Section 4 - Non-conflict with Chapter Bylaws, Channel Partner Agreement or Provincial Laws of Incorporation
The bylaws of this chapter shall be in harmony with and not conflict in any manner with the Channel Partner Agreement of APICS or laws of incorporation within the legal jurisdiction of the chapter. If a conflict exists the Laws of the Province will prevail.
Article IX – Dissolution
The chapter shall use its assets only to accomplish the objectives and purposes specified in these bylaws, and no part of said funds or other assets shall inure or be distributed to the members of the chapter. On dissolution of the chapter, any funds remaining or other chapter assets are to be donated to an APICS chapter within the district of the disbanding chapter. The District Manager’s approval must be obtained for the distribution of the assets to the chapter within the Canadian District.
Article X – Amendments
Section 1 - Proposals
Amendments to these bylaws shall be proposed in writing to the Chapter board of directors by a special bylaw committee or by a request signed by five or more members in good standing.

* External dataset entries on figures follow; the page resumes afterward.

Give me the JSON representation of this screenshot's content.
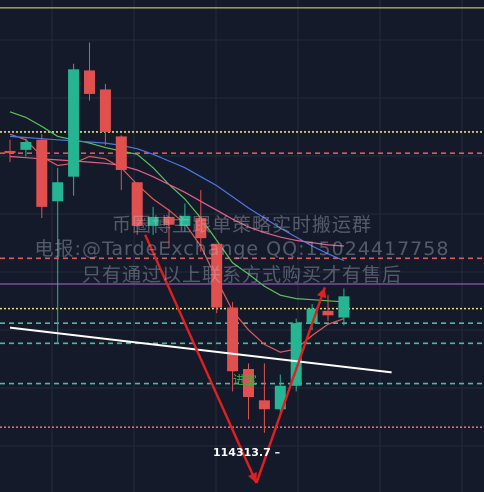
{
  "chart_data": {
    "type": "candlestick",
    "title": "",
    "xlabel": "",
    "ylabel": "",
    "ylim": [
      113800,
      118200
    ],
    "grid": true,
    "candles": [
      {
        "o": 116850,
        "h": 116950,
        "l": 116750,
        "c": 116830
      },
      {
        "o": 116860,
        "h": 116960,
        "l": 116800,
        "c": 116930
      },
      {
        "o": 116950,
        "h": 117000,
        "l": 116250,
        "c": 116350
      },
      {
        "o": 116400,
        "h": 116700,
        "l": 115130,
        "c": 116570
      },
      {
        "o": 116620,
        "h": 117630,
        "l": 116450,
        "c": 117580
      },
      {
        "o": 117570,
        "h": 117820,
        "l": 117300,
        "c": 117360
      },
      {
        "o": 117400,
        "h": 117450,
        "l": 116900,
        "c": 117020
      },
      {
        "o": 116980,
        "h": 116990,
        "l": 116500,
        "c": 116680
      },
      {
        "o": 116570,
        "h": 116570,
        "l": 116100,
        "c": 116180
      },
      {
        "o": 116180,
        "h": 116350,
        "l": 116100,
        "c": 116260
      },
      {
        "o": 116260,
        "h": 116330,
        "l": 115980,
        "c": 116190
      },
      {
        "o": 116180,
        "h": 116380,
        "l": 116130,
        "c": 116270
      },
      {
        "o": 116250,
        "h": 116500,
        "l": 115950,
        "c": 116070
      },
      {
        "o": 116020,
        "h": 116020,
        "l": 115400,
        "c": 115450
      },
      {
        "o": 115450,
        "h": 115500,
        "l": 114700,
        "c": 114880
      },
      {
        "o": 114900,
        "h": 114950,
        "l": 114450,
        "c": 114650
      },
      {
        "o": 114620,
        "h": 114950,
        "l": 114330,
        "c": 114540
      },
      {
        "o": 114540,
        "h": 114850,
        "l": 114500,
        "c": 114750
      },
      {
        "o": 114750,
        "h": 115350,
        "l": 114700,
        "c": 115310
      },
      {
        "o": 115310,
        "h": 115480,
        "l": 115250,
        "c": 115440
      },
      {
        "o": 115420,
        "h": 115560,
        "l": 115330,
        "c": 115380
      },
      {
        "o": 115360,
        "h": 115620,
        "l": 115290,
        "c": 115550
      }
    ],
    "moving_averages": [
      {
        "color": "#56c458",
        "values": [
          117200,
          117150,
          117070,
          116980,
          116950,
          116920,
          116880,
          116850,
          116820,
          116700,
          116550,
          116420,
          116250,
          116050,
          115850,
          115750,
          115640,
          115560,
          115530,
          115520,
          115510,
          115500
        ]
      },
      {
        "color": "#e05a5a",
        "values": [
          117000,
          116950,
          116800,
          116720,
          116740,
          116800,
          116780,
          116700,
          116550,
          116420,
          116320,
          116200,
          116000,
          115700,
          115420,
          115250,
          115120,
          115050,
          115080,
          115200,
          115300,
          115350
        ]
      },
      {
        "color": "#4a78e0",
        "values": [
          116980,
          116970,
          116960,
          116950,
          116940,
          116930,
          116920,
          116900,
          116870,
          116820,
          116760,
          116700,
          116620,
          116540,
          116440,
          116340,
          116250,
          116160,
          116080,
          116000,
          115930,
          115870
        ]
      },
      {
        "color": "#e0608a",
        "values": [
          116800,
          116790,
          116780,
          116770,
          116760,
          116750,
          116740,
          116720,
          116680,
          116620,
          116550,
          116480,
          116400,
          116320,
          116240,
          116170,
          116120,
          116080,
          116050,
          116030,
          116010,
          116000
        ]
      }
    ],
    "horizontal_levels": [
      {
        "value": 118130,
        "color": "#e8e07a",
        "style": "solid"
      },
      {
        "value": 117020,
        "color": "#e8e07a",
        "style": "dotted"
      },
      {
        "value": 116830,
        "color": "#d85a5a",
        "style": "dashed"
      },
      {
        "value": 115890,
        "color": "#d85a5a",
        "style": "dashed"
      },
      {
        "value": 115660,
        "color": "#b366d9",
        "style": "solid"
      },
      {
        "value": 115440,
        "color": "#e8e07a",
        "style": "dotted"
      },
      {
        "value": 115310,
        "color": "#4fb8a0",
        "style": "dashed"
      },
      {
        "value": 115130,
        "color": "#4fb8a0",
        "style": "dashed"
      },
      {
        "value": 114770,
        "color": "#4fb8a0",
        "style": "dashed"
      },
      {
        "value": 114380,
        "color": "#e06a7a",
        "style": "dotted"
      }
    ],
    "trendline": {
      "from": [
        0,
        115270
      ],
      "to": [
        24,
        114870
      ],
      "color": "#ffffff"
    },
    "arrows": [
      {
        "from": [
          8.5,
          116100
        ],
        "to": [
          15.5,
          113880
        ],
        "color": "#e02020"
      },
      {
        "from": [
          15.5,
          113880
        ],
        "to": [
          19.8,
          115630
        ],
        "color": "#e02020"
      }
    ],
    "annotations": {
      "low_price_label": "114313.7 –",
      "chan_label": "进宝",
      "watermark_lines": [
        "币圈博主跟单策略实时搬运群",
        "电报:@TardeExchange QQ:15024417758",
        "只有通过以上联系方式购买才有售后"
      ]
    },
    "colors": {
      "up": "#26b592",
      "down": "#e0504f",
      "background": "#141a2a",
      "grid": "#232a3c"
    }
  }
}
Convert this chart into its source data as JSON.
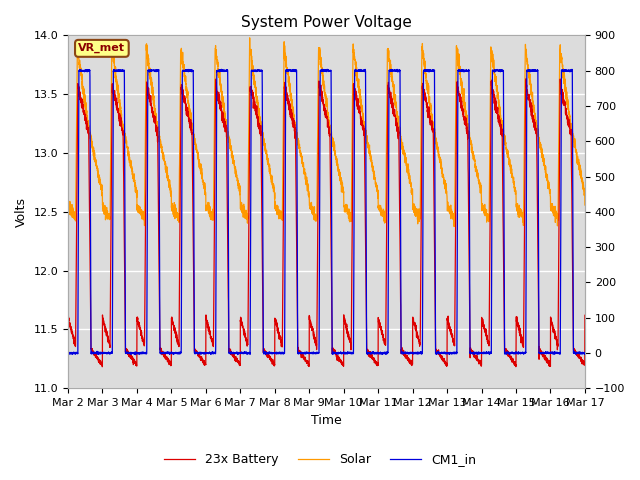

The Chapter board shall authorize the Secretary or assigned delegate to submit proposed amendments in writing to the entire Chapter membership at least two weeks before a meeting at which the amendments are to be voted upon or, if a mail vote is solicited, at least 30 days before the date on which the votes are to be counted.
Section 2 - Voting
An affirmative vote of two-thirds of the members voting shall be required for the adoption of an amendment to these bylaws.
Article XI – Quorum
Section 1 - Membership Quorum
The members present at any regular meeting of the chapter shall constitute a quorum of the chapter.
Section 2 - Board Quorum
Fifty percent plus one (50% +1) of the members of the voting members of the board of directors shall constitute a quorum of the board and shall be voting members.